Although the FAA has proposed a new rule that would require new aircraft to extend cockpit voice recordings to 25 hours, the rule would not require retrofitting of older aircraft, Homendy noted. The head of the NTSB called on the FAA and Congress to require 25-hour recordings on all aircraft.

“I can’t stress enough how important this is for safety,” she said.

CNN asked Alaska Airlines about the erased cockpit audio and the airline’s previous decision to ground the plane from flying over the ocean. The company responded in a statement on Monday:

“Because this is an active investigation, we must obtain authorization from the NTSB to provide information about the aircraft and its prior maintenance,” Alaska Airlines said. “We have asked the NTSB for permission to address these questions – they will not allow us to comment at this time.
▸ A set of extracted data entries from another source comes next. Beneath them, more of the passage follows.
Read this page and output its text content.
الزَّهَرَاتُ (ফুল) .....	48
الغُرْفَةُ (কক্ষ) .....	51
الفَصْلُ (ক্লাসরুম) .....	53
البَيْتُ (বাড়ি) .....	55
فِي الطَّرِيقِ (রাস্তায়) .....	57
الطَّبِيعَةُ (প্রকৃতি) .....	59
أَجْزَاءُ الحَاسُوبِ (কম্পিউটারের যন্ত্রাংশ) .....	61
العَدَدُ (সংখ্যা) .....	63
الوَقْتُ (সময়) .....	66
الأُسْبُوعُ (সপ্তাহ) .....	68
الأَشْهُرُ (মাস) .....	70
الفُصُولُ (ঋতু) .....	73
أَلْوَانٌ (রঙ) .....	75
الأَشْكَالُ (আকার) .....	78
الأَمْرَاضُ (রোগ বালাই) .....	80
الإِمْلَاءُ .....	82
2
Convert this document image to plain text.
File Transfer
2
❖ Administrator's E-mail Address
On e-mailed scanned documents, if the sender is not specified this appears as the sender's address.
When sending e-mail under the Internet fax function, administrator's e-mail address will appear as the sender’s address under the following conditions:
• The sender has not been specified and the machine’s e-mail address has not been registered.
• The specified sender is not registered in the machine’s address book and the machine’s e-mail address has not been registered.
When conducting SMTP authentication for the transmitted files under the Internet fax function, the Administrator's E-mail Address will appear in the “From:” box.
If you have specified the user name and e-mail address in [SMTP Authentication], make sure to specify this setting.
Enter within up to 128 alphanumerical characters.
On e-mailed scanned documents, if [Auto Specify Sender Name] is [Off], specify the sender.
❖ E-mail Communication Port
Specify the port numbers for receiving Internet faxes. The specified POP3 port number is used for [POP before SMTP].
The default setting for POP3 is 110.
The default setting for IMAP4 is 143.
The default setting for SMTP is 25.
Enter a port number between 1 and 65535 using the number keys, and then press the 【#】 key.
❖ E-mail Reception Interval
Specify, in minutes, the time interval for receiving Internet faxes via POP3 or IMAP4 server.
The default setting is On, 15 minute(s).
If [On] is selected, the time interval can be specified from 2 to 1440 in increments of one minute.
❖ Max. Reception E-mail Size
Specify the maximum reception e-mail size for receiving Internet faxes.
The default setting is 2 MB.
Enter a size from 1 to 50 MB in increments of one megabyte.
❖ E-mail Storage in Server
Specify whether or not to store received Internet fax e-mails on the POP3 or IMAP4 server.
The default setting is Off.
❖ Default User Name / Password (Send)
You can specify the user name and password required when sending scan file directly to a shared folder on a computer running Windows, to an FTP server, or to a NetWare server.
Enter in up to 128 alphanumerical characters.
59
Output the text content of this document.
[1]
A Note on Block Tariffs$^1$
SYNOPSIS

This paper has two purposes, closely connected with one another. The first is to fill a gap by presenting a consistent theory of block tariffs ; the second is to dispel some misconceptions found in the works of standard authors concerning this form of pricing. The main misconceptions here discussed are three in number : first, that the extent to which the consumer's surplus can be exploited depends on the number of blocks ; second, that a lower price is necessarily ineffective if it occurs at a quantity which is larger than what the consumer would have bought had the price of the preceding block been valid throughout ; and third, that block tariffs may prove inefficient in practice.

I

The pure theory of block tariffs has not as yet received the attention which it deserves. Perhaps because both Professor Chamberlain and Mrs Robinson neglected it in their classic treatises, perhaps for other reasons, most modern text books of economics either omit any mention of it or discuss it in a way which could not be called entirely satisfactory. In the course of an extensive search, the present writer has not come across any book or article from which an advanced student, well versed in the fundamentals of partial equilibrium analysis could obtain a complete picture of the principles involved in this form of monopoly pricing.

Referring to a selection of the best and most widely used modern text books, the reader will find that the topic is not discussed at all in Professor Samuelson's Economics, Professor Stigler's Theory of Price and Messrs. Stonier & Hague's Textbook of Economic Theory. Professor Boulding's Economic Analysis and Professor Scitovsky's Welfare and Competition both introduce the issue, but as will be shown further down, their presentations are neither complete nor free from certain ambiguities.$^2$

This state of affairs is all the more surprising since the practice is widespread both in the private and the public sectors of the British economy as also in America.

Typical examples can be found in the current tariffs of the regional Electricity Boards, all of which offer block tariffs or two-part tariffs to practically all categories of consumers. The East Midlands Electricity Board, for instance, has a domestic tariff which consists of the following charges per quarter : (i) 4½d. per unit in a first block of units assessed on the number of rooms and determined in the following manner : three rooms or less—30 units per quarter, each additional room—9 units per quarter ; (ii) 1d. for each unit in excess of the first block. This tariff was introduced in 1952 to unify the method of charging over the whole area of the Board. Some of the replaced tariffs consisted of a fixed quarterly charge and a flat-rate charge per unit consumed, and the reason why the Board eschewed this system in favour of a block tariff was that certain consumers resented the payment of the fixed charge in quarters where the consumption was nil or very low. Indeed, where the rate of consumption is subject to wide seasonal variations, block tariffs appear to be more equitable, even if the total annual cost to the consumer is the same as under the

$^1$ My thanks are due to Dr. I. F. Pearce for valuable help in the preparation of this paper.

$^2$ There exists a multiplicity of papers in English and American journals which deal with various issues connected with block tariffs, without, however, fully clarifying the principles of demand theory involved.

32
We will provide the information as soon as the NTSB gives us permission to do so.”

Two cellphones that were likely thrown from the plane were found in a yard and on the side of the road and were turned over to investigators who may be able to use them as evidence, Homendy said.

“Cellphones have already helped us identify some of the things that have happened after tragedies… but they also help tell us: ‘Are we looking in the right area?'” the agency’s chief said just minutes before the door plug was discovered.

Investigation of Alaska Airlines Flight 1282 aboard a Boeing 737-9 MAX in Portland, Oregon.

Sean Bates told CNN that he discovered a phone on the side of a road in Oregon and turned it over to the NTSB, which was already in the area investigating the incident.

The phone did not have a security lock, and a photo of the phone shows an emailed baggage receipt from Alaska Airlines for two bags, Bates said.

The agency impounded the phone on Sunday and has since turned the phone over to Alaska Airlines, NTSB spokeswoman Jennifer Gabris told CNN.

CNN’s Lauren Mascarenhas, Holly Yan, Joe Sutton, Mike Valerio, Ana Maja Rappard and Chris Boyett contributed to this report.